To make them aware about the importance of wholesome food and to educate them about the nutritional values of certain meals, the school also conducts workshops for parents. Aastha Gulati, media coordinator of the school shared that alcohol and substance abuse is becoming a major problem among the teenagers in the neighbouring areas of the school. Thus the school is trying to fight this through workshops and interventions.
Regular Parent-Teacher meetings are organised to keep the parents aware about their kids’ academic performance and progress.
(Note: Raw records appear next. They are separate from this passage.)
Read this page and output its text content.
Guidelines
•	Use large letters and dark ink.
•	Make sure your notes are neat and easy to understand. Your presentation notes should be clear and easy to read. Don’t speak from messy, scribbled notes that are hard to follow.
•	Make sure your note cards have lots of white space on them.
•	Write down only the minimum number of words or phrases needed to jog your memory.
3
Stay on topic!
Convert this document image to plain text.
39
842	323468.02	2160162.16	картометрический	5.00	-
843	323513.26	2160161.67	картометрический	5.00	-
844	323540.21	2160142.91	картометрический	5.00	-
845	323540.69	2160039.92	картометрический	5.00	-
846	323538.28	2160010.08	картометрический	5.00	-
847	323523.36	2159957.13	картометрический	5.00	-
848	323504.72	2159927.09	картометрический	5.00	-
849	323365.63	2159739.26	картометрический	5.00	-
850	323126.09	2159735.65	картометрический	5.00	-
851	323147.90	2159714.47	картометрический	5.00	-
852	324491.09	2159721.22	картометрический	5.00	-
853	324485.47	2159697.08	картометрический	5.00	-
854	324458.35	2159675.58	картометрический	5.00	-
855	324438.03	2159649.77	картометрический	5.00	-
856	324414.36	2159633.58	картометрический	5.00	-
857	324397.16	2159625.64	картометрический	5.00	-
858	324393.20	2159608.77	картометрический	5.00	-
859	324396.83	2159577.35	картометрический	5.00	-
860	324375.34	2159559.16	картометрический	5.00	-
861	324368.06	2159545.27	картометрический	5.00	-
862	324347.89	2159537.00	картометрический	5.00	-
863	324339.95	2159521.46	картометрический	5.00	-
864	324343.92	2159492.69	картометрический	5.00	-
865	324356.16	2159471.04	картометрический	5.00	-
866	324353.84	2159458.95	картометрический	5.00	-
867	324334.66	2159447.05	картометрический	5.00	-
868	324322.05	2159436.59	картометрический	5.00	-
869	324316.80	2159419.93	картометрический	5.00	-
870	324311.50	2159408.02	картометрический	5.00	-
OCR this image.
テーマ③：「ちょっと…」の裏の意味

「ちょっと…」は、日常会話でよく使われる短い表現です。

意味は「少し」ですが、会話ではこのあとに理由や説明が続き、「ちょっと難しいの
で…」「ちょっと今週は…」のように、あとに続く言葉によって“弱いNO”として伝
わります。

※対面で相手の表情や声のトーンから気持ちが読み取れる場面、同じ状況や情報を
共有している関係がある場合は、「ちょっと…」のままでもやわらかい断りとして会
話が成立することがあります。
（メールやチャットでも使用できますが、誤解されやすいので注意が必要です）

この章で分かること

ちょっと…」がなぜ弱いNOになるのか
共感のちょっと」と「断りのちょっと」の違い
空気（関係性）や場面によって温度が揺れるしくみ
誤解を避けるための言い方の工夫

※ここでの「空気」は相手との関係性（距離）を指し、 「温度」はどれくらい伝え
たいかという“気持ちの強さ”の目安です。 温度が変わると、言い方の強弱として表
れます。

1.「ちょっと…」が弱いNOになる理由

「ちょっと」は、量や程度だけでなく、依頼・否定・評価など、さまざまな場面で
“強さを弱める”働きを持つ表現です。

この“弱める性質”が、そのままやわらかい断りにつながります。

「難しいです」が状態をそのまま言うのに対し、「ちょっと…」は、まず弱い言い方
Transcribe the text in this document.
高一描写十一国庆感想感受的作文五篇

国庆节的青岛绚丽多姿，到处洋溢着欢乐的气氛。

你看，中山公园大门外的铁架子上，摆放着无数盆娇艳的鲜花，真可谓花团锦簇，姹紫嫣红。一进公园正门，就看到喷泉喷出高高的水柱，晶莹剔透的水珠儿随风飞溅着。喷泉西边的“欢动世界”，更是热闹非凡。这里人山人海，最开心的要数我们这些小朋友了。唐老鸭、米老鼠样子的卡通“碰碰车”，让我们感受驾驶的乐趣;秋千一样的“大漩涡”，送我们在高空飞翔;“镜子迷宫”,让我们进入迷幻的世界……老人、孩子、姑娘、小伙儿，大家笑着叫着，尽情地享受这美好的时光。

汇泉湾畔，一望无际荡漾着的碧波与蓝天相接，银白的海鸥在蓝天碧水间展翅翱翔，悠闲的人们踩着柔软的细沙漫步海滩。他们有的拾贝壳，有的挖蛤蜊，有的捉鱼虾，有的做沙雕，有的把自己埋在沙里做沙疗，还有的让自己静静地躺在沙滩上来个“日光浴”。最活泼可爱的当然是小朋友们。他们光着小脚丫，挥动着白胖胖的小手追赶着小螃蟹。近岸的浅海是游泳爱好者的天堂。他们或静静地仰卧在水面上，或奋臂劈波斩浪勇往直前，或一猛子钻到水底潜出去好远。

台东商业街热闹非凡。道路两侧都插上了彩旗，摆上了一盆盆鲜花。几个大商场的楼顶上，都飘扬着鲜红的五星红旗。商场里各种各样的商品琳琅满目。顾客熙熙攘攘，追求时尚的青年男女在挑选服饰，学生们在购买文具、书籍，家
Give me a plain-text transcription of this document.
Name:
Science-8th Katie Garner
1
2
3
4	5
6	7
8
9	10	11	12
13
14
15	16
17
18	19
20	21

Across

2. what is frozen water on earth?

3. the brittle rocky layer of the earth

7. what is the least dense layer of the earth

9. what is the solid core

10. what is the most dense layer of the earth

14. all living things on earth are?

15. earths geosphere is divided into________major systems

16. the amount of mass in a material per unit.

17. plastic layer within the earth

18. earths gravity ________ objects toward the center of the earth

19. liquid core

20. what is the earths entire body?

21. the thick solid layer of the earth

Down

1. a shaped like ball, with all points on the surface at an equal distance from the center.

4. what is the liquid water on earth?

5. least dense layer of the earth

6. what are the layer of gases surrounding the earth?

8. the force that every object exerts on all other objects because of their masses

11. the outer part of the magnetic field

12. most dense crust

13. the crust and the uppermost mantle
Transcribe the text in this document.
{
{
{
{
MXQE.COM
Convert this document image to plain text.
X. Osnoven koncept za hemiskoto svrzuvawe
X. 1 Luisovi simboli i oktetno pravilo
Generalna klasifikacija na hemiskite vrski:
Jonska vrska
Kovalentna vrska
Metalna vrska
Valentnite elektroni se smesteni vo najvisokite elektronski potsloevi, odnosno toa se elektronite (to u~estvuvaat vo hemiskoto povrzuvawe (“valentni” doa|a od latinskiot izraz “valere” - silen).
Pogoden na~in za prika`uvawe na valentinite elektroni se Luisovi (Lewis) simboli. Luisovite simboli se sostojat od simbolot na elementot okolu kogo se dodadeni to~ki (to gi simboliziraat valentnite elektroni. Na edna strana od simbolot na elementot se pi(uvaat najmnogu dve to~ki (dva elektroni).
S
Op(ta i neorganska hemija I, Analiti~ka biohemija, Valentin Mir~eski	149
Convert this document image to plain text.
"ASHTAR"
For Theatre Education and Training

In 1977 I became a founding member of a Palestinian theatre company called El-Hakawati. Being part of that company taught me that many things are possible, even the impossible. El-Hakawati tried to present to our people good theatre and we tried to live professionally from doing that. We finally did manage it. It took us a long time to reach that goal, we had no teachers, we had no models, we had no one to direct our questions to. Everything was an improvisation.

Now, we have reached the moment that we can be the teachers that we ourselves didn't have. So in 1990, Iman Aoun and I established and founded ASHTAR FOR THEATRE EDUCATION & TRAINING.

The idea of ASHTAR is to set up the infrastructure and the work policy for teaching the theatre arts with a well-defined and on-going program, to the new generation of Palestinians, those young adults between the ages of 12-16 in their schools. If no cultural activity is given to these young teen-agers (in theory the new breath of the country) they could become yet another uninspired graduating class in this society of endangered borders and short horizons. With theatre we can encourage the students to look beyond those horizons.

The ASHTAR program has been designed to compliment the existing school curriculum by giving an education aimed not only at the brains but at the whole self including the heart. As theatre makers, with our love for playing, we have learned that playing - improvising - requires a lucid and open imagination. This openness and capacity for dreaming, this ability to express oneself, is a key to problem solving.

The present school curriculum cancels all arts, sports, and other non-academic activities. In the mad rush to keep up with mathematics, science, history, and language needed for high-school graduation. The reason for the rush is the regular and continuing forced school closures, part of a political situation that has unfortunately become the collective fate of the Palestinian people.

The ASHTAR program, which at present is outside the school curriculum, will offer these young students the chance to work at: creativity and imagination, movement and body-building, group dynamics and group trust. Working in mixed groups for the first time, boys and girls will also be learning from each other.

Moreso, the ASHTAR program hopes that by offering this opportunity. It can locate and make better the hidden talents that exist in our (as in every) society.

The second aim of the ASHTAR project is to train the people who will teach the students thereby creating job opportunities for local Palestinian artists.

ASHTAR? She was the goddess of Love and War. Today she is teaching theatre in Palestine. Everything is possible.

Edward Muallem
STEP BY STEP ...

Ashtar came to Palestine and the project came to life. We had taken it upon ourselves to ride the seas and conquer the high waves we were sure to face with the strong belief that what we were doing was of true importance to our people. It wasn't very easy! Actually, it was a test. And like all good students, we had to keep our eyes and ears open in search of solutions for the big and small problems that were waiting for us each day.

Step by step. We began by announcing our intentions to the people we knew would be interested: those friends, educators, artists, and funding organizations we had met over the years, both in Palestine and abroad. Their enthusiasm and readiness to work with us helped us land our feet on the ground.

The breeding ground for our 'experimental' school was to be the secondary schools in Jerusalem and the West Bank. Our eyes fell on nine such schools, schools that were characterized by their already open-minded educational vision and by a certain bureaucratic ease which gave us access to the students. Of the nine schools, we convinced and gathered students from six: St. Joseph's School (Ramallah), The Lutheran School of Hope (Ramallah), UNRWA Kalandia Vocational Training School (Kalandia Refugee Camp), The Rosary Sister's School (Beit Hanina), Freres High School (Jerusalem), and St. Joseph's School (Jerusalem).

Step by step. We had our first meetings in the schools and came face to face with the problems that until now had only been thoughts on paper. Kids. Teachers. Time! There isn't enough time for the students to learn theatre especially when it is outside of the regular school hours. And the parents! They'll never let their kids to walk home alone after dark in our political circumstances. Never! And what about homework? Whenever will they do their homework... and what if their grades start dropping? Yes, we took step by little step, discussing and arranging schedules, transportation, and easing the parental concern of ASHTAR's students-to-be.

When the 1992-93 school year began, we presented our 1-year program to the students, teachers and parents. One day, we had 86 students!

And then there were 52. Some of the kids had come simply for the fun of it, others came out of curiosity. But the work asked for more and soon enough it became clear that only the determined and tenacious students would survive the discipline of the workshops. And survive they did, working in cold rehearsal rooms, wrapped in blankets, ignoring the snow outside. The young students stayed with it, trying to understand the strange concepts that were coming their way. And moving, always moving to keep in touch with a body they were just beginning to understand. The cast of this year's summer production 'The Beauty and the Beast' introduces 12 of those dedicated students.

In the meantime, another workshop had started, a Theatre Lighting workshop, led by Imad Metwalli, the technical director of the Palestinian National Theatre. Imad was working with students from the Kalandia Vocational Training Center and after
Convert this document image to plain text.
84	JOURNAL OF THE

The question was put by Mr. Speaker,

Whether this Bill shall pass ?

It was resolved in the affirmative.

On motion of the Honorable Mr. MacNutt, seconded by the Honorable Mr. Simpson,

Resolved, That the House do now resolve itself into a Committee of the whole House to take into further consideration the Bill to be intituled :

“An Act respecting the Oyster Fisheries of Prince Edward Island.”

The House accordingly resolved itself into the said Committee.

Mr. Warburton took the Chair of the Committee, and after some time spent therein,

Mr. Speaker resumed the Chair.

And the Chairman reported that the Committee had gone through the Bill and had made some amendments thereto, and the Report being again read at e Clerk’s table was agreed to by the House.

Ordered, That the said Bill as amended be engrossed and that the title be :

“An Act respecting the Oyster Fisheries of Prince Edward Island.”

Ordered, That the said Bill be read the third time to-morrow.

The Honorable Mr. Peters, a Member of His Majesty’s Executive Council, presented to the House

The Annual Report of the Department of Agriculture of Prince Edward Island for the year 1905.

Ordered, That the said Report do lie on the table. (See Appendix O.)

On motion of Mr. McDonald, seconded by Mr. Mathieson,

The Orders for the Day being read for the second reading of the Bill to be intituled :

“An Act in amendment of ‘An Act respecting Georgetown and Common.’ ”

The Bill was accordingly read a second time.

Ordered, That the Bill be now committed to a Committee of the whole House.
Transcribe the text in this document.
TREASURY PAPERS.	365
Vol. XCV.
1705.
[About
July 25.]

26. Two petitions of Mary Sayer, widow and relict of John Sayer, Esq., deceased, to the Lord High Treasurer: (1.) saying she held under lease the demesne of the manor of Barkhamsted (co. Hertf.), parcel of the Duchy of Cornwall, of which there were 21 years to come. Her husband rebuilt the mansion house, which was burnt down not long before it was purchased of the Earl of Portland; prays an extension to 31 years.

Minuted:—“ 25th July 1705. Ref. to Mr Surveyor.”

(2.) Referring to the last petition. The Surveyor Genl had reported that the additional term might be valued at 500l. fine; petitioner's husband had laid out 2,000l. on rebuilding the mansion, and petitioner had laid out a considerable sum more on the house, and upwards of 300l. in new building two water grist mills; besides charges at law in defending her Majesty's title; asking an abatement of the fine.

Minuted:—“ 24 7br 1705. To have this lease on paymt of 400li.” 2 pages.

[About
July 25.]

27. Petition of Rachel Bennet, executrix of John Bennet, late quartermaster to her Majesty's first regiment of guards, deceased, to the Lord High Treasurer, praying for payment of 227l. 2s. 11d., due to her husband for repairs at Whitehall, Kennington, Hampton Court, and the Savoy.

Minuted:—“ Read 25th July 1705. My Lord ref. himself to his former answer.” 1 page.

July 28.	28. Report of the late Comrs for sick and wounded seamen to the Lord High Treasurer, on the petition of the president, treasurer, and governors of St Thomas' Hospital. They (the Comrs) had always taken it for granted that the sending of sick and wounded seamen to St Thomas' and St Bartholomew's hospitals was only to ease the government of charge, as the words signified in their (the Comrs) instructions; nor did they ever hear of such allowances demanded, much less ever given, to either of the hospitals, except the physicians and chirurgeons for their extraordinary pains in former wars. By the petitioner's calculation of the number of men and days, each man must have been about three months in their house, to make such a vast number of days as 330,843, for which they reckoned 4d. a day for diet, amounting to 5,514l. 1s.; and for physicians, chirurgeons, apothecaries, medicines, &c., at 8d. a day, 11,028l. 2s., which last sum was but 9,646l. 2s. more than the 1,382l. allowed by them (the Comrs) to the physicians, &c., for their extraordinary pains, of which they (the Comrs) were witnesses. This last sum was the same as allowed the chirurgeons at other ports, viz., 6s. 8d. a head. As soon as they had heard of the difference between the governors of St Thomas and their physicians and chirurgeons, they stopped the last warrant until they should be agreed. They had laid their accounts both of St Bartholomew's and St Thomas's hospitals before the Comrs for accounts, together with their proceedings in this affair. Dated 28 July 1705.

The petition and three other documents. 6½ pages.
As per Ms. Aneja, in its journey of 10 years, Diksha School has seen enrolments increasing every year. The enrolment system is designed to identify the most-needy students. The process includes putting out a register in January which allows the aspiring parents to register for admission of their children, the school committee then evaluates the profile of the parents and call the most-needy families for entrance test and admission in March. She said,
Enrolments are increasing every year but since we have only 35 seat in each class, we have to limit admission. There is a positive trend in retention too. Earlier, children used to go back to villages and never return, as most them belong to the family of migrant workers but now they go just during the vacation and for some days if needed, by submitting an application before leaving.
She further informed that the school is working on increasing the number of classrooms as some people have sponsored portable cabins for the school.
As the school enters the 11th year of its existence, Ms. Aneja hopes that the support received by the school grows so that it can serve more students and aid their development. Talking about the challenges faced by the teachers and school administration, she said that some students are very distracted and they are working on such students with the help of their parents to bring their attention to studies.
She highlighted that some of the current students are extraordinary performers and are very dedicated even with minimal resources. The school also helps meritorious students get sponsorships to pursue higher studies.
Till now one batch of four students passed Class 12, in 2018-19. As per the principal, each student scored first division. She further said that out of these four students, one girl is perusing Bachelor of Arts from PG College Lukhnow, one boy is doing Bachelor of Computer Application at St. Andrew College, Gurgaon, one boy is a correspondence student of Data entry from SGT (Shree Guru Gobind Singh Tricentenary) College, Gurgaon while one girl had to take a year’s drop since her mother has been diagnosed with cancer. Ms. Aneja signs off saying,
A very long time has passed since the mid-day meal scheme was launched in the country. It is time that we widen the scope of this scheme to cover students enrolled in private schools as well. Just as Surva Siksha Abhiyaan provides an opportunity for the underprivileged children to attain education at private school, Mid-Day meal scheme should help these kids to get healthy food.